Unfortunately, very few community interpreters are screened and trained in the same way, I believe they should be, because their work is just as, if not even more, important.

And in a time where there is a growing lack of interpreters with English mother tongue, an increasing need for upholding standards and every reason to boost and improve our interpreting training programs; The University of Westminster chooses to close down one of the oldest and most well-reputed interpreting schools. It is a shame!

If you want to have your say on the closure of Westminster’s interpreting course you can do it here.

You can also read what other bloggers have to say about this at Bootheando, Interpreting Diaries, Traducción e investigación, Aventuras de una traductora-intérprete en Madrid and Dos Palabras.

Recruitment via interpreting agency – a good example

Dear interpreting agencies,

When you write to me or call, you make my life infinitely much easier if you state:
1) Which languages would you like me to interpret to and from?
2) What type of meeting are we talking about?
3) Who is my colleague (if you know/it’s applicable)?
4) Where and when will the interpreting take place?
5) How much do you regularily pay your interpreters for this type of job (travel fees?/daily allowance?)

If you give me this information, you make it easier for me to determine whether I am the right person for the task. And if I’m not, I may even be able to give you the name of somebody more suitable.

Unfortunately, there is more than one agency who has somebody calling or e-mailing, hardly introducing him/herself and asking: I need an interpreter for Wednesday/next week/June 30th are you free?

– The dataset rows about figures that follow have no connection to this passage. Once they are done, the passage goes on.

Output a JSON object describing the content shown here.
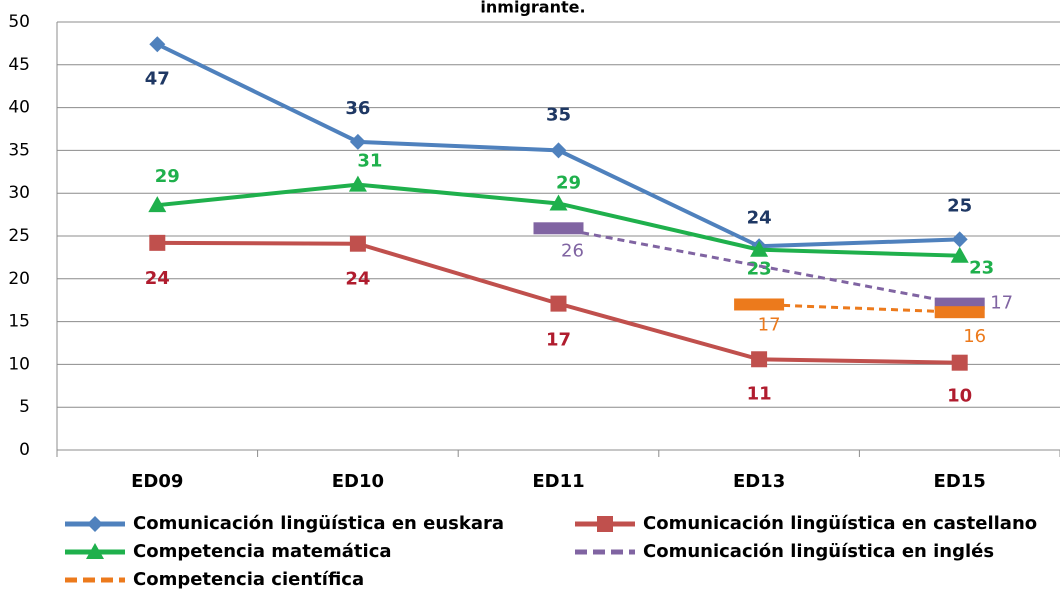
{
  "chart_data": {
    "type": "line",
    "title": "inmigrante.",
    "categories": [
      "ED09",
      "ED10",
      "ED11",
      "ED13",
      "ED15"
    ],
    "ylim": [
      0,
      50
    ],
    "yticks": [
      0,
      5,
      10,
      15,
      20,
      25,
      30,
      35,
      40,
      45,
      50
    ],
    "grid": true,
    "connect_gaps": true,
    "legend": "bottom",
    "series": [
      {
        "name": "Comunicación lingüística en euskara",
        "color": "#4f81bd",
        "label_color": "#1f3864",
        "marker": "diamond",
        "dashed": false,
        "values": [
          47.4,
          36,
          35,
          23.8,
          24.6
        ],
        "value_labels": [
          47,
          36,
          35,
          24,
          25
        ]
      },
      {
        "name": "Comunicación lingüística en castellano",
        "color": "#c0504d",
        "label_color": "#b01c2e",
        "marker": "square",
        "dashed": false,
        "values": [
          24.2,
          24.1,
          17.1,
          10.6,
          10.2
        ],
        "value_labels": [
          24,
          24,
          17,
          11,
          10
        ]
      },
      {
        "name": "Competencia matemática",
        "color": "#1fb04c",
        "label_color": "#1fb04c",
        "marker": "triangle",
        "dashed": false,
        "values": [
          28.6,
          31,
          28.8,
          23.4,
          22.7
        ],
        "value_labels": [
          29,
          31,
          29,
          23,
          23
        ]
      },
      {
        "name": "Comunicación lingüística en inglés",
        "color": "#8064a2",
        "label_color": "#8064a2",
        "marker": "dash",
        "dashed": true,
        "values": [
          null,
          null,
          25.9,
          null,
          17.1
        ],
        "value_labels": [
          null,
          null,
          26,
          null,
          17
        ]
      },
      {
        "name": "Competencia científica",
        "color": "#ec7a1c",
        "label_color": "#ec7a1c",
        "marker": "dash",
        "dashed": true,
        "values": [
          null,
          null,
          null,
          17,
          16.1
        ],
        "value_labels": [
          null,
          null,
          null,
          17,
          16
        ]
      }
    ]
  }
}
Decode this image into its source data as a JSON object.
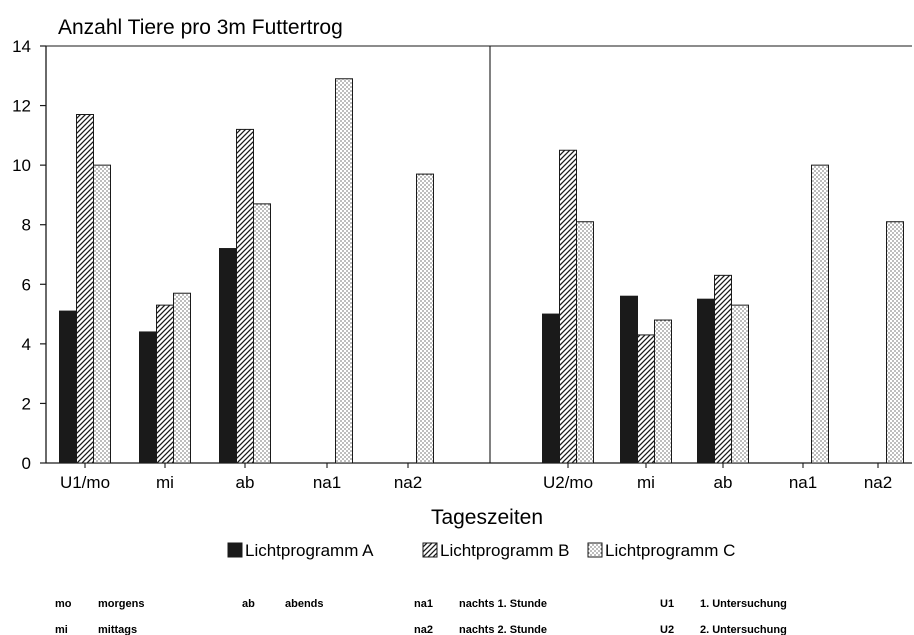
{
  "chart_data": {
    "type": "bar",
    "title": "Anzahl Tiere pro 3m Futtertrog",
    "xlabel": "Tageszeiten",
    "ylabel": "",
    "ylim": [
      0,
      14
    ],
    "yticks": [
      0,
      2,
      4,
      6,
      8,
      10,
      12,
      14
    ],
    "grid": false,
    "legend_position": "bottom",
    "categories": [
      "U1/mo",
      "mi",
      "ab",
      "na1",
      "na2",
      "U2/mo",
      "mi",
      "ab",
      "na1",
      "na2"
    ],
    "series": [
      {
        "name": "Lichtprogramm A",
        "pattern": "solid",
        "values": [
          5.1,
          4.4,
          7.2,
          null,
          null,
          5.0,
          5.6,
          5.5,
          null,
          null
        ]
      },
      {
        "name": "Lichtprogramm B",
        "pattern": "hatch",
        "values": [
          11.7,
          5.3,
          11.2,
          null,
          null,
          10.5,
          4.3,
          6.3,
          null,
          null
        ]
      },
      {
        "name": "Lichtprogramm C",
        "pattern": "dotted",
        "values": [
          10.0,
          5.7,
          8.7,
          12.9,
          9.7,
          8.1,
          4.8,
          5.3,
          10.0,
          8.1
        ]
      }
    ],
    "colors": {
      "ink": "#1a1a1a",
      "background": "#ffffff"
    }
  },
  "footnotes": [
    {
      "abbr": "mo",
      "text": "morgens"
    },
    {
      "abbr": "mi",
      "text": "mittags"
    },
    {
      "abbr": "ab",
      "text": "abends"
    },
    {
      "abbr": "na1",
      "text": "nachts 1. Stunde"
    },
    {
      "abbr": "na2",
      "text": "nachts 2. Stunde"
    },
    {
      "abbr": "U1",
      "text": "1. Untersuchung"
    },
    {
      "abbr": "U2",
      "text": "2. Untersuchung"
    }
  ]
}
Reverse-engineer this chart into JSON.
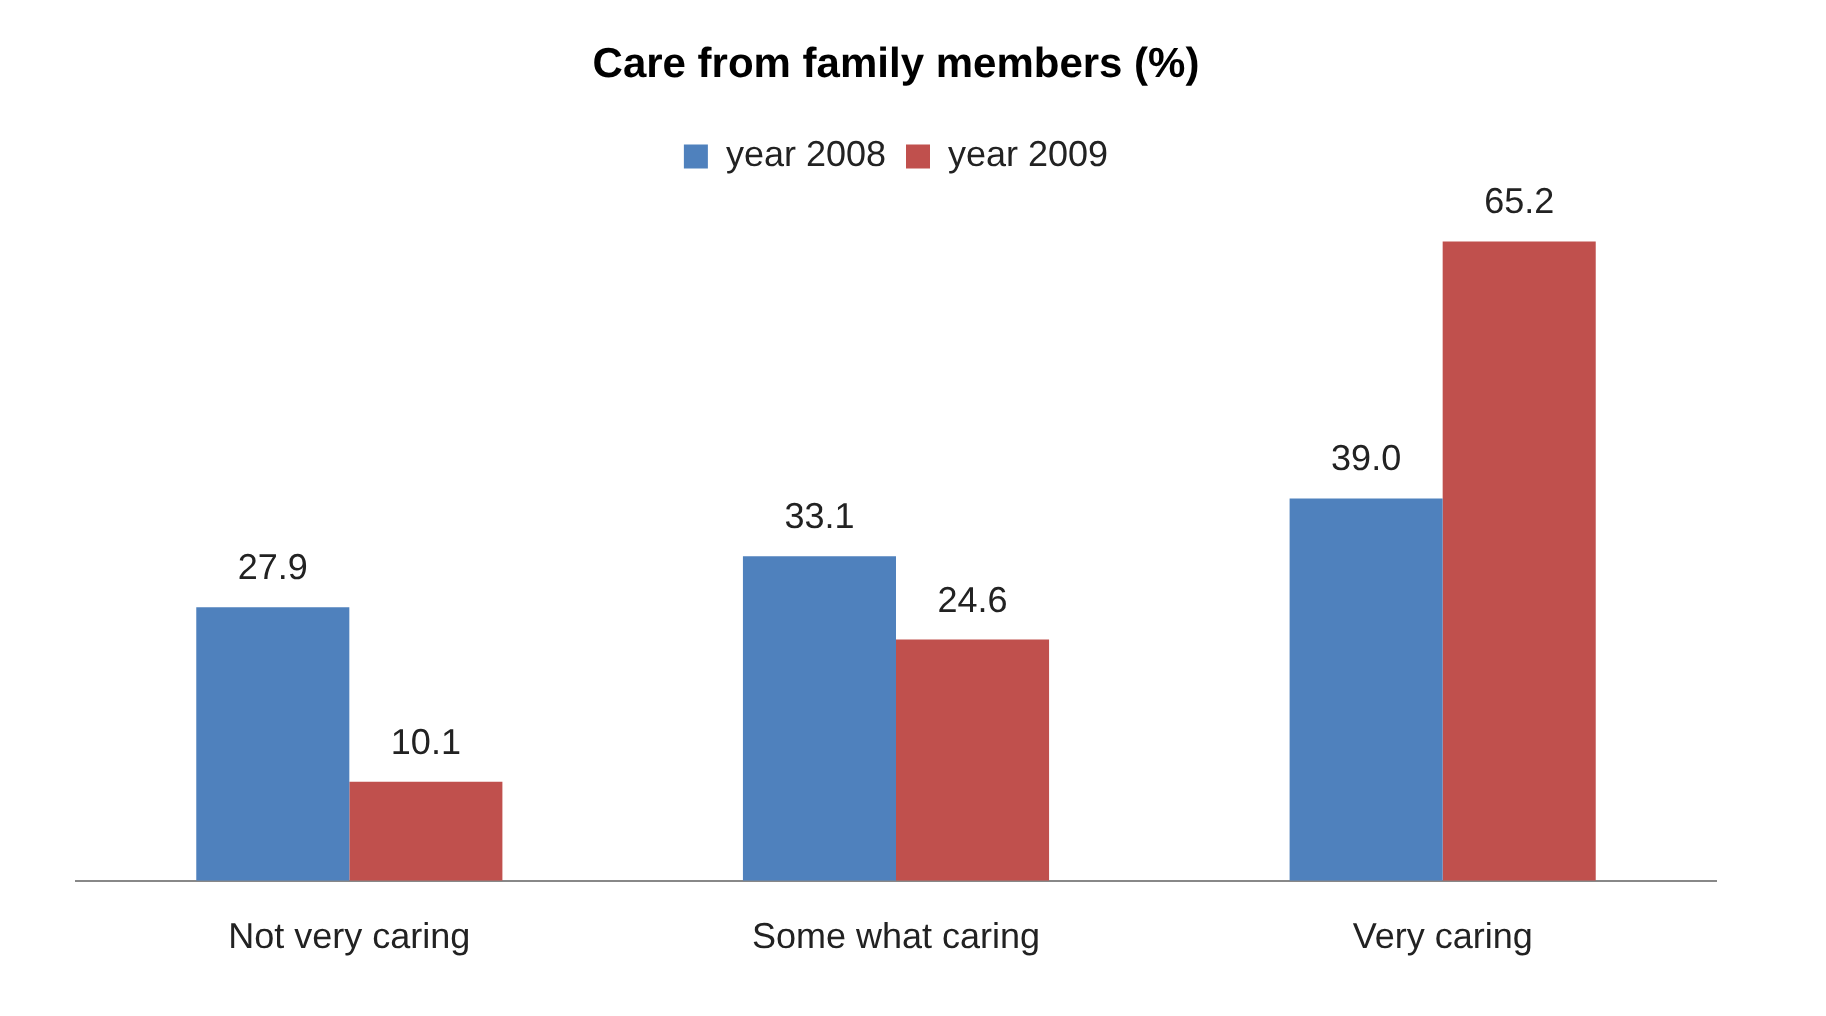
{
  "chart_data": {
    "type": "bar",
    "title": "Care from family members (%)",
    "categories": [
      "Not very caring",
      "Some what caring",
      "Very caring"
    ],
    "series": [
      {
        "name": "year 2008",
        "color": "#4f81bd",
        "values": [
          27.9,
          33.1,
          39.0
        ],
        "value_labels": [
          "27.9",
          "33.1",
          "39.0"
        ]
      },
      {
        "name": "year 2009",
        "color": "#c0504d",
        "values": [
          10.1,
          24.6,
          65.2
        ],
        "value_labels": [
          "10.1",
          "24.6",
          "65.2"
        ]
      }
    ],
    "legend": "top",
    "grid": false,
    "tick_labels": "x"
  }
}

If you use this recruiting routine I would strongly encourage you to improve it.

I will give you a good example: Today, I got a very nice e-mail from an agency I have not worked with before saying:

Dear interpreter,
We got your name from so and so.
We need an interpreter with Languages A and B to work in simultaneous mode. You will work with your colleague XY.
The meeting is in CITY, on the following dates.
Your fees will be this much.
The meeting is about THIS and we will send you documentation should you accept.

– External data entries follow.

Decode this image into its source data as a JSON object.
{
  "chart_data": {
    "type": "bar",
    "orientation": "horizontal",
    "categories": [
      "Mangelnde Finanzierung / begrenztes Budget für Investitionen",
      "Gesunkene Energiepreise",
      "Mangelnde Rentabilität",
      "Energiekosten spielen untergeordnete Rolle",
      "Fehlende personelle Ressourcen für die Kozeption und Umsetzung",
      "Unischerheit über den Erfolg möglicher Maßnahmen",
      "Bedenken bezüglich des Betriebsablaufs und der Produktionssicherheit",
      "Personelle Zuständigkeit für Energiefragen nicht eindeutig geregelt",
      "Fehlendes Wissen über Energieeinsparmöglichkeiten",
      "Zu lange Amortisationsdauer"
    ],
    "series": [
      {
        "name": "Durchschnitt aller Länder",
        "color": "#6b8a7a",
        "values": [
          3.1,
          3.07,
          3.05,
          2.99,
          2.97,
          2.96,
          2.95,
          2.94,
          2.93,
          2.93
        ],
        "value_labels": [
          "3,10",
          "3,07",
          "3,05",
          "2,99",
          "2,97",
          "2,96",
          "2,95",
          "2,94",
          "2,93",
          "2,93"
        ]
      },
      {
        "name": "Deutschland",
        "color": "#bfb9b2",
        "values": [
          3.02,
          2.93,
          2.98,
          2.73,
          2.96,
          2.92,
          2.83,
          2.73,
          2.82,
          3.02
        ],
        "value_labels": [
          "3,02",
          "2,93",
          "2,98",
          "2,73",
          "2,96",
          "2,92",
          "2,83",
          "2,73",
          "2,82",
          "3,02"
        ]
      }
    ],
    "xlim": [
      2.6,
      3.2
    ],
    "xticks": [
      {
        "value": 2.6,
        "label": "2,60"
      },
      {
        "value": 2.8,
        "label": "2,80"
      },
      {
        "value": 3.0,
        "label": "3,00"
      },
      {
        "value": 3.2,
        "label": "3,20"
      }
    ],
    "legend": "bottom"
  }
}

And the letter ended with a presentation of the company and a more detailed description of how they got my name.

No need to say that since I was available on the dates in question it took me about ten minutes to double check a few things and then accept it. With agencies like this there is a fairly big chance you get the right interpreter at the right place.

So, dear interpreting agencies, please check your recruiting routines and revise them if necessary. It will definitely enhance your business.